I Called it a Moses Basket
So Many Baskets
If you are like most families you must have several baskets somewhere in your home and they are useful for so many purposes, I know we have some(truthfully a lot of em") and maybe too many just hanging in our basement. My wife likes baskets and has been known on many occasions to fill a nice wooden basket with canned goods to give to special friends at Christmas time or special occasions and sometimes just because she wants to a special git to someone . Whenever we are out and about at yard sales or estate sales and there just happens to be "amongst the "stuff" a nice picnic basket or maybe one that has a nice geometric design, the probability of it ending up as a purchase by us is quite high.
A few years ago we were at a yard sale and there was this huge basket that caught the attention of each of us, the basket was simply huge Out of my ignorance of baskets I proclaimed this to be the original Moses basket. I didn't know at the time this is a common name for the style of large baskets. Most of us good Baptist folk who ever attended Sunday School certainly are familiar with the story of how Jochebed, Moses mother, hid baby Moses from the Pharaohs who at this time of history were killing all of the male newborns of the Jewish people. Hidden in the bull rushes along the Nile River, Miriam, Moses sister was given orders to watch over the basket that had been carefully constructed and made waterproof. In my vivid imagination I could visualize baby Moses wrapped in a warm blanket or garment from the period with never a fret or worry about his future which had already been planned by a Higher Power. I told my wife she could pack a whole meal in that basket including the table cloth. She laughed and soon I loaded it into our car. We have since used that basket many times for a variety of different things.

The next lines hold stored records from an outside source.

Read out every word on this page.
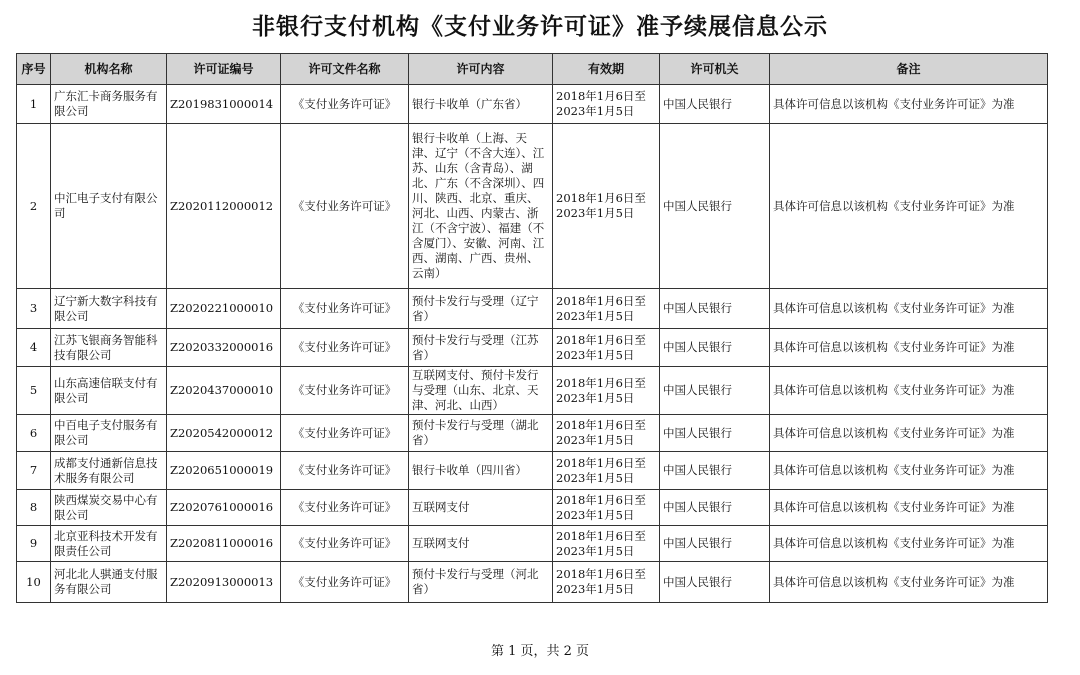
非银行支付机构《支付业务许可证》准予续展信息公示
序号	机构名称	许可证编号	许可文件名称	许可内容	有效期	许可机关	备注
1	广东汇卡商务服务有限公司	Z2019831000014	《支付业务许可证》	银行卡收单（广东省）	2018年1月6日至2023年1月5日	中国人民银行	具体许可信息以该机构《支付业务许可证》为准
2	中汇电子支付有限公司	Z2020112000012	《支付业务许可证》	银行卡收单（上海、天津、辽宁（不含大连）、江苏、山东（含青岛）、湖北、广东（不含深圳）、四川、陕西、北京、重庆、河北、山西、内蒙古、浙江（不含宁波）、福建（不含厦门）、安徽、河南、江西、湖南、广西、贵州、云南）	2018年1月6日至2023年1月5日	中国人民银行	具体许可信息以该机构《支付业务许可证》为准
3	辽宁新大数字科技有限公司	Z2020221000010	《支付业务许可证》	预付卡发行与受理（辽宁省）	2018年1月6日至2023年1月5日	中国人民银行	具体许可信息以该机构《支付业务许可证》为准
4	江苏飞银商务智能科技有限公司	Z2020332000016	《支付业务许可证》	预付卡发行与受理（江苏省）	2018年1月6日至2023年1月5日	中国人民银行	具体许可信息以该机构《支付业务许可证》为准
5	山东高速信联支付有限公司	Z2020437000010	《支付业务许可证》	互联网支付、预付卡发行与受理（山东、北京、天津、河北、山西）	2018年1月6日至2023年1月5日	中国人民银行	具体许可信息以该机构《支付业务许可证》为准
6	中百电子支付服务有限公司	Z2020542000012	《支付业务许可证》	预付卡发行与受理（湖北省）	2018年1月6日至2023年1月5日	中国人民银行	具体许可信息以该机构《支付业务许可证》为准
7	成都支付通新信息技术服务有限公司	Z2020651000019	《支付业务许可证》	银行卡收单（四川省）	2018年1月6日至2023年1月5日	中国人民银行	具体许可信息以该机构《支付业务许可证》为准
8	陕西煤炭交易中心有限公司	Z2020761000016	《支付业务许可证》	互联网支付	2018年1月6日至2023年1月5日	中国人民银行	具体许可信息以该机构《支付业务许可证》为准
9	北京亚科技术开发有限责任公司	Z2020811000016	《支付业务许可证》	互联网支付	2018年1月6日至2023年1月5日	中国人民银行	具体许可信息以该机构《支付业务许可证》为准
10	河北北人骐通支付服务有限公司	Z2020913000013	《支付业务许可证》	预付卡发行与受理（河北省）	2018年1月6日至2023年1月5日	中国人民银行	具体许可信息以该机构《支付业务许可证》为准
第 1 页，共 2 页
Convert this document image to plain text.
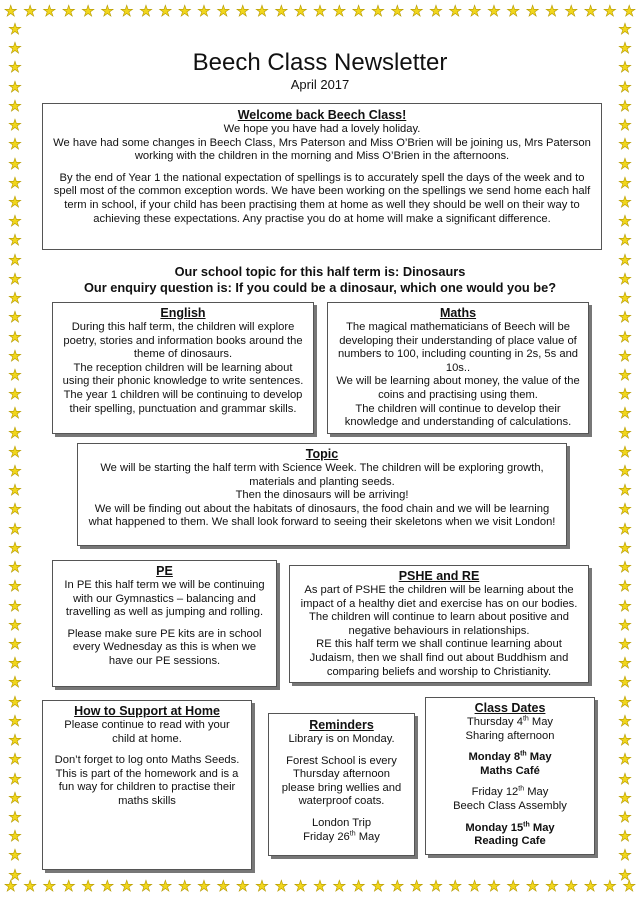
★ ★ ★ ★ ★ ★ ★ ★ ★ ★ ★ ★ ★ ★ ★ ★ ★ ★ ★ ★ ★ ★ ★ ★ ★ ★ ★ ★ ★ ★ ★ ★ ★
★ ★ ★ ★ ★ ★ ★ ★ ★ ★ ★ ★ ★ ★ ★ ★ ★ ★ ★ ★ ★ ★ ★ ★ ★ ★ ★ ★ ★ ★ ★ ★ ★
★
★
★
★
★
★
★
★
★
★
★
★
★
★
★
★
★
★
★
★
★
★
★
★
★
★
★
★
★
★
★
★
★
★
★
★
★
★
★
★
★
★
★
★
★
★
★
★
★
★
★
★
★
★
★
★
★
★
★
★
★
★
★
★
★
★
★
★
★
★
★
★
★
★
★
★
★
★
★
★
★
★
★
★
★
★
★
★
★
★
Beech Class Newsletter
April 2017
Welcome back Beech Class!

We hope you have had a lovely holiday.

We have had some changes in Beech Class, Mrs Paterson and Miss O’Brien will be joining us, Mrs Paterson working with the children in the morning and Miss O’Brien in the afternoons.

By the end of Year 1 the national expectation of spellings is to accurately spell the days of the week and to spell most of the common exception words. We have been working on the spellings we send home each half term in school, if your child has been practising them at home as well they should be well on their way to achieving these expectations. Any practise you do at home will make a significant difference.

Our school topic for this half term is: Dinosaurs
Our enquiry question is: If you could be a dinosaur, which one would you be?
English

During this half term, the children will explore poetry, stories and information books around the theme of dinosaurs.

The reception children will be learning about using their phonic knowledge to write sentences. The year 1 children will be continuing to develop their spelling, punctuation and grammar skills.

Maths

The magical mathematicians of Beech will be developing their understanding of place value of numbers to 100, including counting in 2s, 5s and 10s..

We will be learning about money, the value of the coins and practising using them.

The children will continue to develop their knowledge and understanding of calculations.

Topic

We will be starting the half term with Science Week. The children will be exploring growth, materials and planting seeds.

Then the dinosaurs will be arriving!

We will be finding out about the habitats of dinosaurs, the food chain and we will be learning what happened to them. We shall look forward to seeing their skeletons when we visit London!

PE

In PE this half term we will be continuing with our Gymnastics – balancing and travelling as well as jumping and rolling.

Please make sure PE kits are in school every Wednesday as this is when we have our PE sessions.

PSHE and RE

As part of PSHE the children will be learning about the impact of a healthy diet and exercise has on our bodies. The children will continue to learn about positive and negative behaviours in relationships.

RE this half term we shall continue learning about Judaism, then we shall find out about Buddhism and comparing beliefs and worship to Christianity.

How to Support at Home

Please continue to read with your child at home.

Don’t forget to log onto Maths Seeds. This is part of the homework and is a fun way for children to practise their maths skills

Reminders

Library is on Monday.

Forest School is every Thursday afternoon please bring wellies and waterproof coats.

London Trip

Friday 26th May

Class Dates

Thursday 4th May

Sharing afternoon

Monday 8th May

Maths Café

Friday 12th May

Beech Class Assembly

Monday 15th May

Reading Cafe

Some of the first baskets my wife and I became familiar were those big bushel bean hampers shown in the photographs of this hub. Pole beans were a money crop here in the Blue Ridge Mountains and we earned our school money picking beans either for family or for other farmers. The baskets when full held a bushel of pole beans and weighed 32 pounds if my memory is correct . We were instructed to lay the beans in the basket straight and the weight would come out pretty close. My wife was a much better picker than me and her baskets always weighed closer to 34 pounds.
The bean fields near our Green River community were just across the South Carolina state line. The area was commonly referred to as The Hodge Bottoms which had field after field of pole beans and the rows covered many acres. It would take all day to pick just one row of beans. With such large fields, farm labor came from our family and school friends or adults who needed and wanted to work. A day in "bean patch" meant at least 10 to 12 hours of work stopping only for lunch and "hitting the woods." We didn't make lots of money but enough to buy most our school clothes.
The older boys like my friend Harold Corn was a lugger. A lugger would carry our full baskets to the end of the field where they would be weighed and given a lid and then loaded onto a truck that would eventually deliver to a packing house or a broker.Harold played football for our high school and sometimes wore ankle weights and carried two full baskets at a time when working in the fields at the Hodge Bottoms. Harold told me recently he was paid a salary of $100 each week for his lugger duties, which was a lot of money in those days for a teenager but not a lot for all the hard work he had to do. When football season arrived, Harold was in great physical shape. Today pole beans and other crops such as tomatoes, eggplant and bell pepper are still grown in the Hodge Bottoms but migrant labor is used for the harvest.
Finally, baskets all seem to have an identity. Whether it is a bread basket one may have personally made or some unique basket found at a yard sale or estate such as a horn of plenty the skill that it took to make most likely was two pairs of hands. Basket making is and of itself an art requiring great skill and the imagination and ingenuity of a craftsman. The baskets made by American Indians as well as those of our near neighbors South of the border are all interesting works of art. They not only have utility but have a special appeal.
Isn't it wonderful how something so common as a basket can capture our fancy and become a relic we treasure.